1er janvier 1970 : création d'un service médical interentreprises (SMI) - pour les entreprises de moins de 1000 travailleurs - dont l'administration et la gestion sont confiées à la CAFAT. Les ressources du service sont constituées par un prélèvement sur les cotisations -et le cas échéant sur le fonds de réserve- de la gestion des accidents du travail.

(arrêté n° 69-507/CG du 20 novembre 1969)

13 novembre 1985 : l'ordonnance relative aux principes directeurs du droit du travail consacre l'obligation d'une médecine du travail en reprenant presque mot pour mot le principe inscrit dans le code du travail métropolitain "Toute entreprise ou établissement doit assurer un service médical à ses salariés. Les services médicaux du travail sont assurés par un ou plusieurs médecins qui prennent le nom de médecins du travail et dont le rôle exclusivement préventif consiste à éviter toute altération de la santé des salariés du fait de leur travail notamment en surveillant les conditions d'hygiène et de sécurité du travail, les risques de contagion et l'état de santé des salariés."

(Ordonnance n° 85-1181 du 13 novembre 1985 - art. 51, 1er alinéa)

10 mai 1989 : création du Service Médical Interentreprises du Travail (SMIT) qui reste un service de la CAFAT. Les conditions de mise en œuvre de la médecine du travail sont précisées. La compétence du SMIT est désormais appréciée en fonction du nombre d'heures que le médecin du travail doit consacrer à sa mission dans l'entreprise. Au delà de 169 heures par mois, l'entreprise est tenue d'organiser un service autonome de médecine du travail. Le financement du SMIT est assuré par un prélèvement sur les cotisations "Accidents du travail" (AT) sur proposition de la commission de contrôle après avis du chef du service de l'inspection du travail.

(délibération n°50/CP du 10 mai 1989)

3 novembre 1993 : les règles d'organisation et de fonctionnement du SMIT sont modifiées. Le SMIT acquiert son autonomie tout en restant placé sous la direction administrative et comptable de la CAFAT. Il fonctionne conformément aux dispositions de l'article 4 de la loi du 1er avril 1898 sur les sociétés de secours mutuels. Il est administré par un conseil d'administration de 14 membres.
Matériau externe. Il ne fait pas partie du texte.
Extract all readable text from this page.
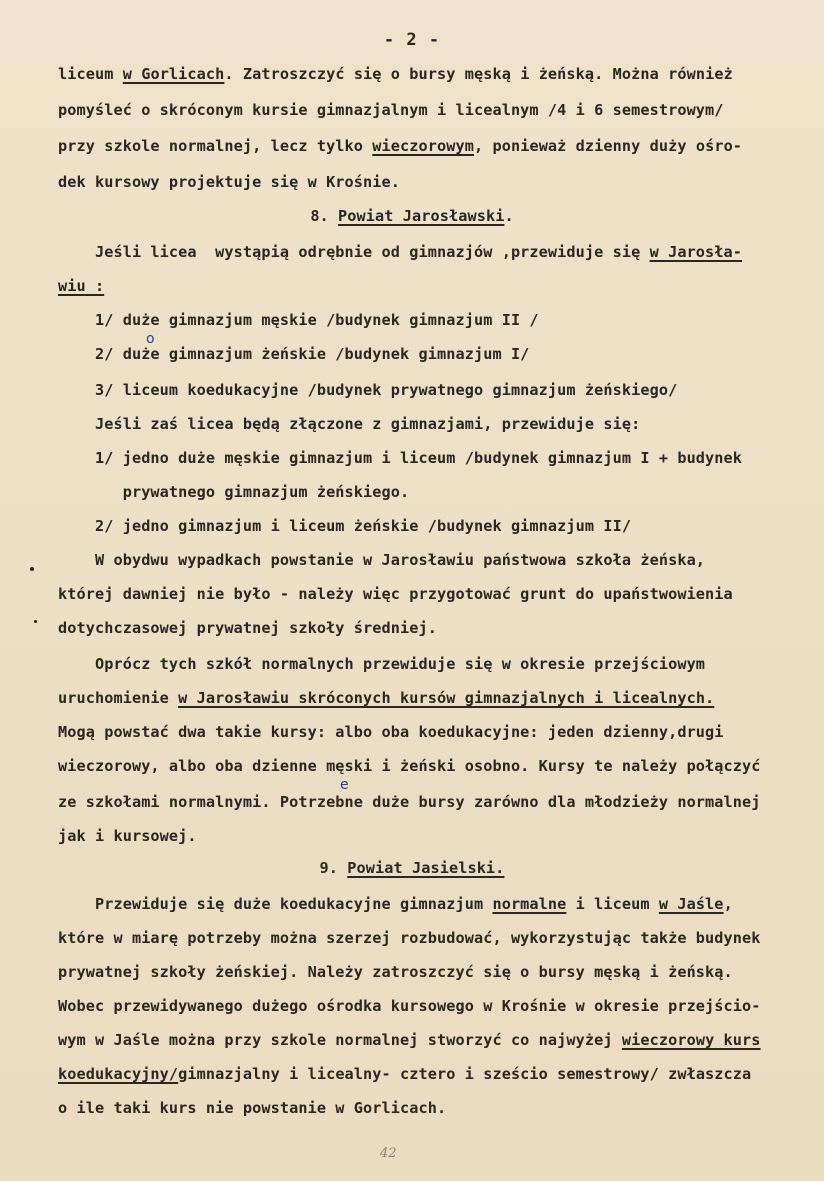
- 2 -
liceum w Gorlicach. Zatroszczyć się o bursy męską i żeńską. Można również
pomyśleć o skróconym kursie gimnazjalnym i licealnym /4 i 6 semestrowym/
przy szkole normalnej, lecz tylko wieczorowym, ponieważ dzienny duży ośro-
dek kursowy projektuje się w Krośnie.
8. Powiat Jarosławski.
Jeśli licea  wystąpią odrębnie od gimnazjów ,przewiduje się w Jarosła-
wiu :
1/ duże gimnazjum męskie /budynek gimnazjum II /
2/ duże gimnazjum żeńskie /budynek gimnazjum I/
3/ liceum koedukacyjne /budynek prywatnego gimnazjum żeńskiego/
Jeśli zaś licea będą złączone z gimnazjami, przewiduje się:
1/ jedno duże męskie gimnazjum i liceum /budynek gimnazjum I + budynek
prywatnego gimnazjum żeńskiego.
2/ jedno gimnazjum i liceum żeńskie /budynek gimnazjum II/
W obydwu wypadkach powstanie w Jarosławiu państwowa szkoła żeńska,
której dawniej nie było - należy więc przygotować grunt do upaństwowienia
dotychczasowej prywatnej szkoły średniej.
Oprócz tych szkół normalnych przewiduje się w okresie przejściowym
uruchomienie w Jarosławiu skróconych kursów gimnazjalnych i licealnych.
Mogą powstać dwa takie kursy: albo oba koedukacyjne: jeden dzienny,drugi
wieczorowy, albo oba dzienne męski i żeński osobno. Kursy te należy połączyć
ze szkołami normalnymi. Potrzebne duże bursy zarówno dla młodzieży normalnej
jak i kursowej.
9. Powiat Jasielski.
Przewiduje się duże koedukacyjne gimnazjum normalne i liceum w Jaśle,
które w miarę potrzeby można szerzej rozbudować, wykorzystując także budynek
prywatnej szkoły żeńskiej. Należy zatroszczyć się o bursy męską i żeńską.
Wobec przewidywanego dużego ośrodka kursowego w Krośnie w okresie przejścio-
wym w Jaśle można przy szkole normalnej stworzyć co najwyżej wieczorowy kurs
koedukacyjny/gimnazjalny i licealny- cztero i sześcio semestrowy/ zwłaszcza
o ile taki kurs nie powstanie w Gorlicach.
o
e
42
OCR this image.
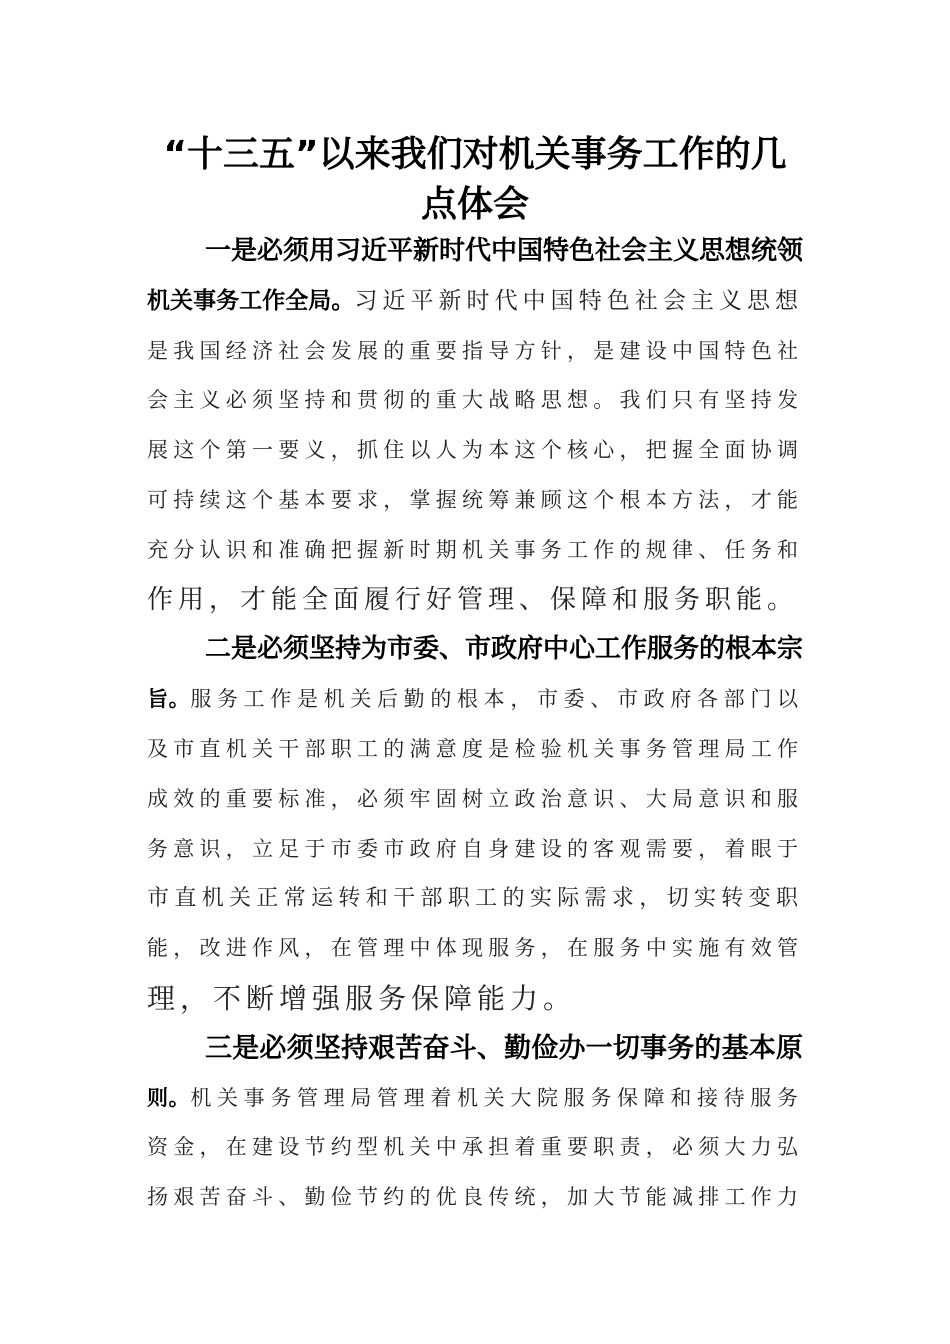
“十三五”以来我们对机关事务工作的几
点体会
一是必须用习近平新时代中国特色社会主义思想统领
机关事务工作全局。习近平新时代中国特色社会主义思想
是我国经济社会发展的重要指导方针，是建设中国特色社
会主义必须坚持和贯彻的重大战略思想。我们只有坚持发
展这个第一要义，抓住以人为本这个核心，把握全面协调
可持续这个基本要求，掌握统筹兼顾这个根本方法，才能
充分认识和准确把握新时期机关事务工作的规律、任务和
作用，才能全面履行好管理、保障和服务职能。
二是必须坚持为市委、市政府中心工作服务的根本宗
旨。服务工作是机关后勤的根本，市委、市政府各部门以
及市直机关干部职工的满意度是检验机关事务管理局工作
成效的重要标准，必须牢固树立政治意识、大局意识和服
务意识，立足于市委市政府自身建设的客观需要，着眼于
市直机关正常运转和干部职工的实际需求，切实转变职
能，改进作风，在管理中体现服务，在服务中实施有效管
理，不断增强服务保障能力。
三是必须坚持艰苦奋斗、勤俭办一切事务的基本原
则。机关事务管理局管理着机关大院服务保障和接待服务
资金，在建设节约型机关中承担着重要职责，必须大力弘
扬艰苦奋斗、勤俭节约的优良传统，加大节能减排工作力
Son financement est assuré par un prélèvement de 15 % sur les cotisations AT perçues par la CAFAT.

(délibération n° 432 du 3 novembre 1993)

10 décembre 1993 : un arrêté du haut-commissaire fixe la liste des travaux nécessitant une surveillance médicale spéciale (une heure par mois pour 10 salariés avec un examen médical systématique selon une périodicité ne pouvant excéder un an).

25 janvier 1995 : le mode de financement du SMIT est modifié. Il est désormais assuré par un prélèvement sur les cotisations "Accidents du travail" dont le montant est déterminé par le conseil d'administration de la CAFAT après avis du directeur de travail dans la limite maximale de 20 % des cotisations accidents du travail perçues par la CAFAT

(délibération n° 546 du 25 janvier 1995, article 1er)

1er mai 2008 : entrée en vigueur du Code du travail de Nouvelle-Calédonie. Les dispositions de la délibération n° 50/CP du 10 mai 1989 relative à la médecine du travail sont partiellement reprises aux articles Lp. 263-1 à Lp. 263-13 du code pour les dispositions de nature législative et R. 263-1 à R.263-19 pour les dispositions à caractère réglementaire. Seules restent en vigueur les dispositions des articles 1 et 3 à 11 de la délibération n° 50/CP du 10 mai 1989.